Just as our students must have the right to read, broadly and with choice, they also must have the right to write. Our job is to help our students “find their words,” to guide them
“[t]hrough the often messy process of writing. . .[as they] develop strategies to help them come to understand lessons within the curriculum as well as how their language and ideas can be used to communicate, influence, reflect, explain, analyze, and create.”
–NCTE Beliefs about the Students’ Right to Write
The magic of writing, as the Voices from the Middle Facebook Live Event with Penny Kittle so aptly demonstrates, is connection to self. We can’t deny students this.

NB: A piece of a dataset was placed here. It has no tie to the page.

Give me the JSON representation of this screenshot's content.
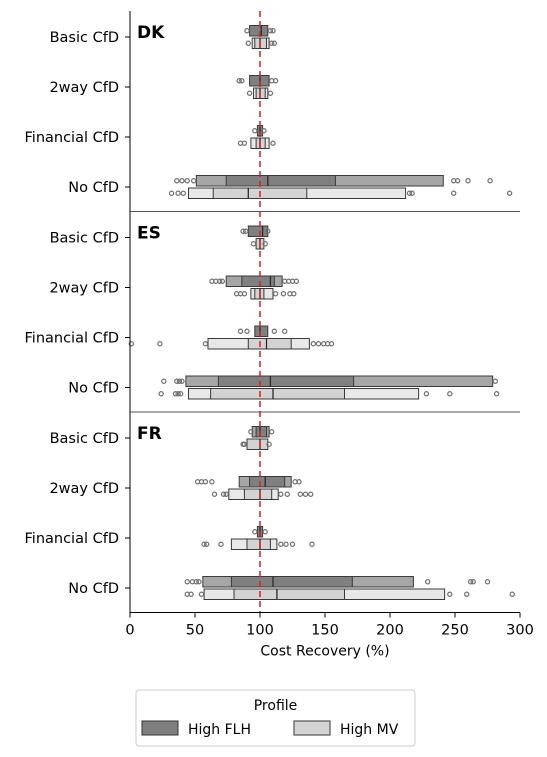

“Andrea Davis Pinkney’s Speakerly Texts: Models for Young Writers” points out the importance of having students analyze the language used by Andrea Pinkney in Sojourner Truth’s Step-Stomp Stride, for example, to learn that
“All good writers think very carefully about the choices they make . . . in order to express their ideas in ways that are most powerful and true.”
In her 1995 CCC article “Freedom, Form, Function: Varieties of Academic Discourse,” Lillian Bridwell-Bowles claims academic writing still needs the upset and complement of alternate writing:
“writing that is not always about later, about jobs and careers, but writing that is about themselves as people, as individuals and citizens of various communities.”